9. Data pipeline#

In UnHIDE data is harvested from connected providers and partners. Then data is ‘uplifted’, i.e semantically enriched and or completed, where possible from aggregated data or schema.org semantics.

9.1. Overview#

All full view of the UnHIDE data pipeline is shown below: overview

In a single central yaml configuration file called config.yml, all sources from data providers for the harvesters are listed. Further it defines provider specific things that a certain Harvester class might need to find the metadata files. The configuration file also specifies since when changes should be harvested. This allows for a frequent run of all harvesters only picking up lately new and changed metadata entries.

The harvesters then extract all metadata files specified from a given provider. The files are then in certain cases converted and overall validated for correct schema.org content. The content of these json-ld files is stored together with some metadata of the harvesters in an internal json-serializable UnHIDE DataModel class. This class tracks the original data content as well as the uplifted version, as well a reproducible detail level of provenance data with so called RDF patches. More detail on this con be found here.

In the config.yml also configuration for the Aggregator class is stored, which specifies, what data operations in terms of uplifted should be performed on the incoming data. The serialization of the UnHIDE DataModel files forms the ground truth source for UnHIDE. More detail on this can be found here.

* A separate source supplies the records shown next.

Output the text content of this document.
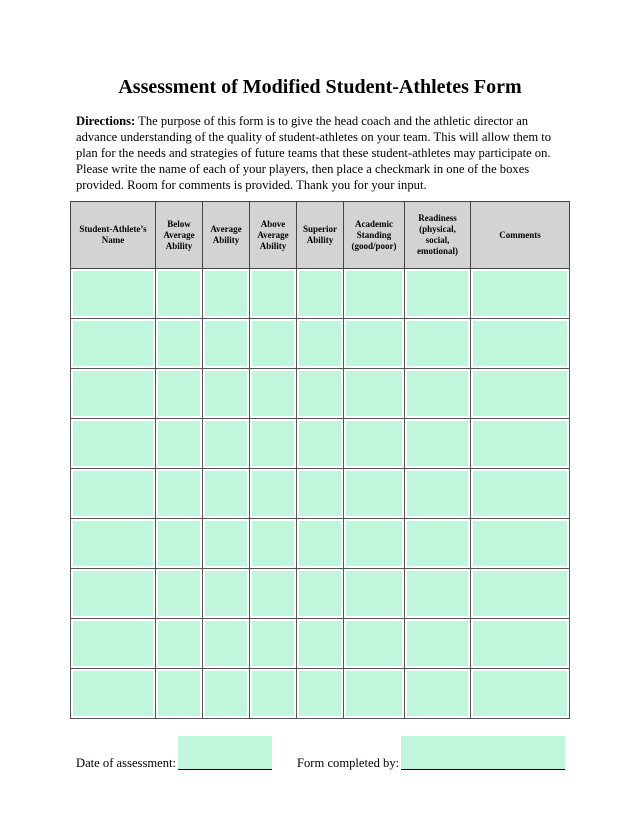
Assessment of Modified Student-Athletes Form

Directions: The purpose of this form is to give the head coach and the athletic director an advance understanding of the quality of student-athletes on your team. This will allow them to plan for the needs and strategies of future teams that these student-athletes may participate on. Please write the name of each of your players, then place a checkmark in one of the boxes provided. Room for comments is provided. Thank you for your input.

Student-Athlete’s Name	Below Average Ability	Average Ability	Above Average Ability	Superior Ability	Academic Standing (good/poor)	Readiness (physical, social, emotional)	Comments

Date of assessment:	Form completed by:
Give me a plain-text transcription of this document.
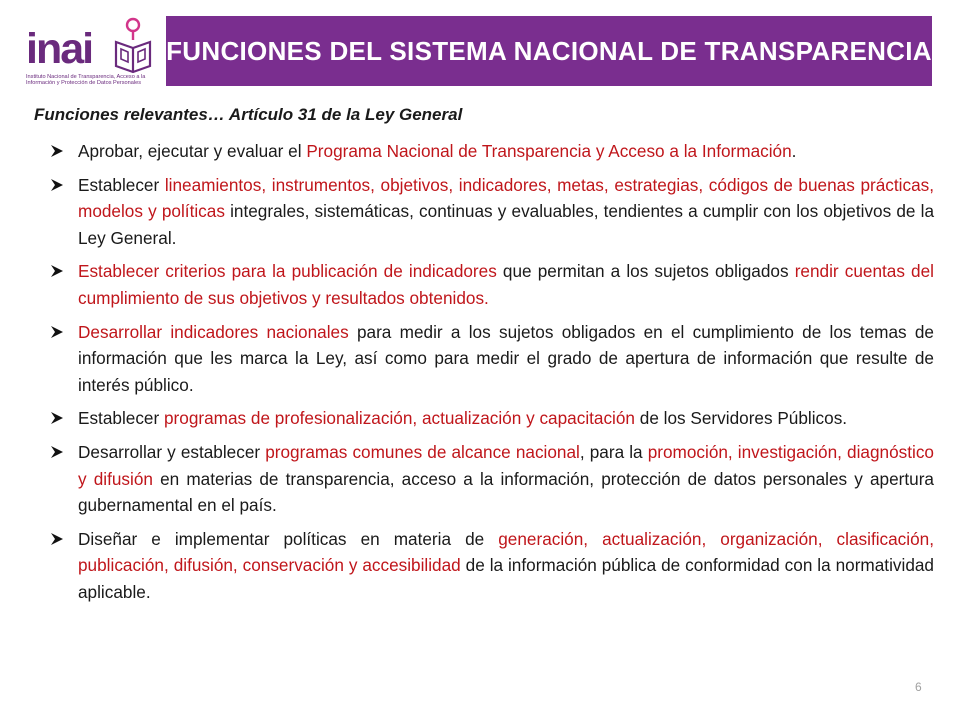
inai
Instituto Nacional de Transparencia, Acceso a la Información y Protección de Datos Personales
FUNCIONES DEL SISTEMA NACIONAL DE TRANSPARENCIA
Funciones relevantes… Artículo 31 de la Ley General
Aprobar, ejecutar y evaluar el Programa Nacional de Transparencia y Acceso a la Información.
Establecer lineamientos, instrumentos, objetivos, indicadores, metas, estrategias, códigos de buenas prácticas, modelos y políticas integrales, sistemáticas, continuas y evaluables, tendientes a cumplir con los objetivos de la Ley General.
Establecer criterios para la publicación de indicadores que permitan a los sujetos obligados rendir cuentas del cumplimiento de sus objetivos y resultados obtenidos.
Desarrollar indicadores nacionales para medir a los sujetos obligados en el cumplimiento de los temas de información que les marca la Ley, así como para medir el grado de apertura de información que resulte de interés público.
Establecer programas de profesionalización, actualización y capacitación de los Servidores Públicos.
Desarrollar y establecer programas comunes de alcance nacional, para la promoción, investigación, diagnóstico y difusión en materias de transparencia, acceso a la información, protección de datos personales y apertura gubernamental en el país.
Diseñar e implementar políticas en materia de generación, actualización, organización, clasificación, publicación, difusión, conservación y accesibilidad de la información pública de conformidad con la normatividad aplicable.
6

To now fulfill different use cases of our stakeholders, this data flows now further in two direction.

In the first direction it is imported into a single rdf graph database using Apache Jena. This database can be accessed over a SPARQL endpoint exposed via Jena Fuseki.

The second direction is there to provide full text search on the data to end users. For this an index of each uplifted data record is constructed and uploaded into a single SOLR index, which is exposed to a certain extend via a custom fastAPI. A web front end using the javascript library React provides a user interface for the full text search and supports special use cases as a service to certain stakeholder groups.